Efficient Online Summary of Microblogging Streams (PDF) — research paper. The algorithm we propose uses a word graph, along with optimization techniques such as decaying windows and pruning. It outperforms the baseline in terms of summary quality, as well as time and memory efficiency.
Statistical Shortcomings in Standard Math Libraries — or “Why C Derivatives Are Not Popular With Statistical Scientists”. The following mathematical functions are necessary for implementing any rudimentary statistics application; and yet they are general enough to have many applications beyond statistics. I hereby propose adding them to the standard C math library and to the libraries which inherit from it. For purposes of future discussion, I will refer to these functions as the Elusive Eight.
fail2ban — open source tool that scans logfiles for signs of malice, and triggers actions (e.g., iptables updates).

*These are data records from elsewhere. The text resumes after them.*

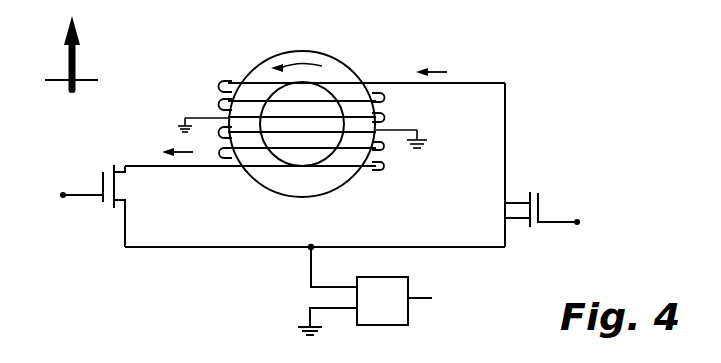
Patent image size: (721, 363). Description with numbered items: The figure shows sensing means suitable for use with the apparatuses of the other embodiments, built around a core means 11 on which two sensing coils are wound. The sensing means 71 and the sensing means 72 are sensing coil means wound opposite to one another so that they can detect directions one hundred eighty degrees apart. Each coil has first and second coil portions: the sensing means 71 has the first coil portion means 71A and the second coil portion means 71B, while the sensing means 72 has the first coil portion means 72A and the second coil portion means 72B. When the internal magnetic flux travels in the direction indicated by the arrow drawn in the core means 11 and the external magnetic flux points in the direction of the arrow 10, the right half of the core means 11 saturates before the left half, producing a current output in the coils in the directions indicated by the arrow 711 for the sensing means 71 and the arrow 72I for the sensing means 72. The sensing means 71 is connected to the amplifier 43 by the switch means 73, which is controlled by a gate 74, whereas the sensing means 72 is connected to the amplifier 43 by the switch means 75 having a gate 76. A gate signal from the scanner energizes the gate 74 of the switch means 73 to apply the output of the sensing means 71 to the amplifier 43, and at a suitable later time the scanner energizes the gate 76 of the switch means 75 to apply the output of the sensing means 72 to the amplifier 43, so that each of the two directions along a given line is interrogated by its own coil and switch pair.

The arrow 10 is at (69, 57).
The core means 11 is at (268, 58).
The sensing means 71 is at (343, 97).
The first coil portion means 71A is at (382, 84).
The second coil portion means 71B is at (226, 82).
The arrow 711 is at (447, 72).
The sensing means 72 is at (257, 168).
The first coil portion means 72A is at (220, 152).
The second coil portion means 72B is at (377, 155).
The arrow 72I is at (183, 152).
The switch means 73 is at (528, 207).
The gate 74 is at (577, 222).
The switch means 75 is at (114, 190).
The gate 76 is at (63, 194).
The amplifier 43 is at (392, 277).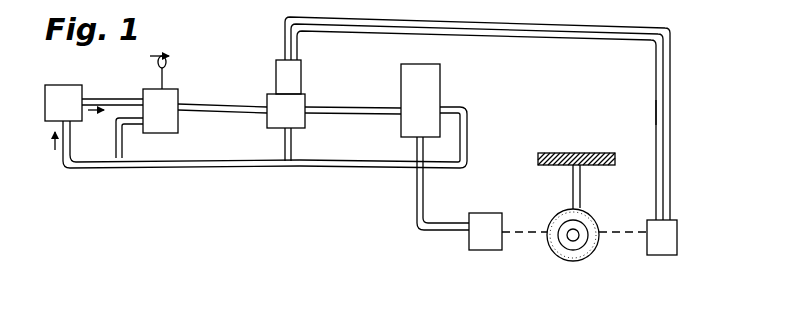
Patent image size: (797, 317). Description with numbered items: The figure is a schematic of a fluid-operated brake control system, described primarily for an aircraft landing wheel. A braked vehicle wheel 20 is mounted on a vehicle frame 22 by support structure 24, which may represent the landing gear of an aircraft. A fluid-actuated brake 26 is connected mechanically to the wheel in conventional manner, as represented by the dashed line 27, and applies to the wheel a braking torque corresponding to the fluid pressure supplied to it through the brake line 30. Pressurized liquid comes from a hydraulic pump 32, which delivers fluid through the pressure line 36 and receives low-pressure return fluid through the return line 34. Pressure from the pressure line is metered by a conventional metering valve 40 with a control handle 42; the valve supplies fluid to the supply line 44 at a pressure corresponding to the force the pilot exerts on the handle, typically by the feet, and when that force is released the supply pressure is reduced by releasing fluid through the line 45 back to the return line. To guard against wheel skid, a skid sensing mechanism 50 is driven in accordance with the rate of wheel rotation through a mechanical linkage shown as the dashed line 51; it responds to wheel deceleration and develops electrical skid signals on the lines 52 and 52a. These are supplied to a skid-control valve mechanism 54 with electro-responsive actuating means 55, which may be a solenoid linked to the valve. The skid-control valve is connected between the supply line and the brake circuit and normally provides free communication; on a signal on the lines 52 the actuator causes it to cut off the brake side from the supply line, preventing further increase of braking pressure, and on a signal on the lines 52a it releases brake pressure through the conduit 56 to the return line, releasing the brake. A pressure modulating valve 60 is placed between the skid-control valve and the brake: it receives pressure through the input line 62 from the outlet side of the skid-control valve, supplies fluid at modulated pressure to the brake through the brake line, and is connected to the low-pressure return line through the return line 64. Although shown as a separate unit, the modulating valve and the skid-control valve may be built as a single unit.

The braked vehicle wheel 20 is at (571, 261).
The vehicle frame 22 is at (597, 161).
The support structure 24 is at (572, 186).
The brake 26 is at (478, 251).
The dashed line 27 is at (522, 243).
The brake line 30 is at (412, 218).
The hydraulic pump 32 is at (74, 85).
The return line 34 is at (74, 166).
The pressure line 36 is at (108, 97).
The metering valve 40 is at (180, 101).
The control handle 42 is at (168, 70).
The supply line 44 is at (231, 103).
The line 45 is at (122, 148).
The skid sensing mechanism 50 is at (656, 252).
The dashed line 51 is at (622, 240).
The lines 52 is at (658, 208).
The lines 52a is at (665, 109).
The skid-control valve mechanism 54 is at (305, 103).
The electro-responsive actuating means 55 is at (302, 77).
The conduit 56 is at (292, 148).
The pressure modulating valve 60 is at (440, 99).
The input line 62 is at (354, 116).
The return line 64 is at (357, 171).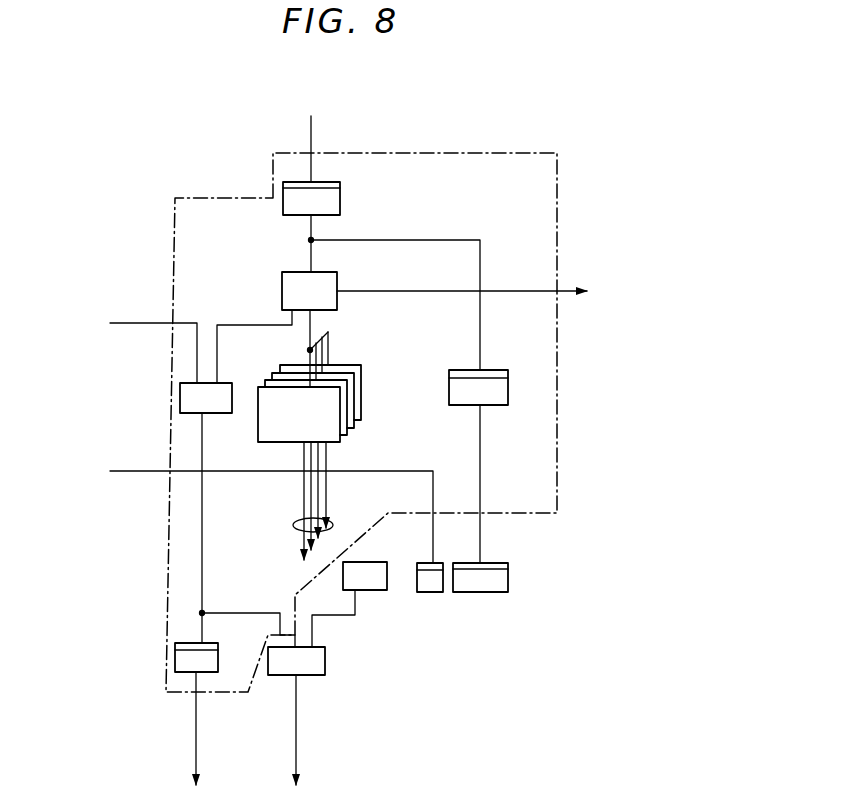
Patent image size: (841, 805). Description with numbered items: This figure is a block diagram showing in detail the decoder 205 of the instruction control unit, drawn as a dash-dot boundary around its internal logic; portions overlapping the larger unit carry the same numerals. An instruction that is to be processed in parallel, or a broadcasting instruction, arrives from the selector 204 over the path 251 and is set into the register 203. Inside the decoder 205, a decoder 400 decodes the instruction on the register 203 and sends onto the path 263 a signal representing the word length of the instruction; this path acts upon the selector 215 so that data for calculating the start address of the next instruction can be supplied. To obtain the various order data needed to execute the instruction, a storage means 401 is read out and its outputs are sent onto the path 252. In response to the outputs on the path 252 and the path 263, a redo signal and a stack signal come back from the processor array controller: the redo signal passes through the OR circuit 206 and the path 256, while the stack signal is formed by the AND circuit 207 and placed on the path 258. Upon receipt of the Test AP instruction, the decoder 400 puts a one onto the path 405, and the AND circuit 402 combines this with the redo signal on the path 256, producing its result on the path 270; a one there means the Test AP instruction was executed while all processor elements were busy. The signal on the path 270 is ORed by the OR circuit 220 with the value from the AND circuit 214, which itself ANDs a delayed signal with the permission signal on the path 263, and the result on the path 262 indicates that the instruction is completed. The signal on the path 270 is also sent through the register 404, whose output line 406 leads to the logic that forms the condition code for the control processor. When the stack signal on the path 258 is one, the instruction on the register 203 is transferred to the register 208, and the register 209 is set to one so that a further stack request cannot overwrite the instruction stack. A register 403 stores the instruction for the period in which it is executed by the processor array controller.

The Backlash Against Big Data contd. (Mike Loukides) — Learn to be a data skeptic. That doesn’t mean becoming skeptical about the value of data; it means asking the hard questions that anyone claiming to be a data scientist should ask. Think carefully about the questions you’re asking, the data you have to work with, and the results that you’re getting. And learn that data is about enabling intelligent discussions, not about turning a crank and having the right answer pop out.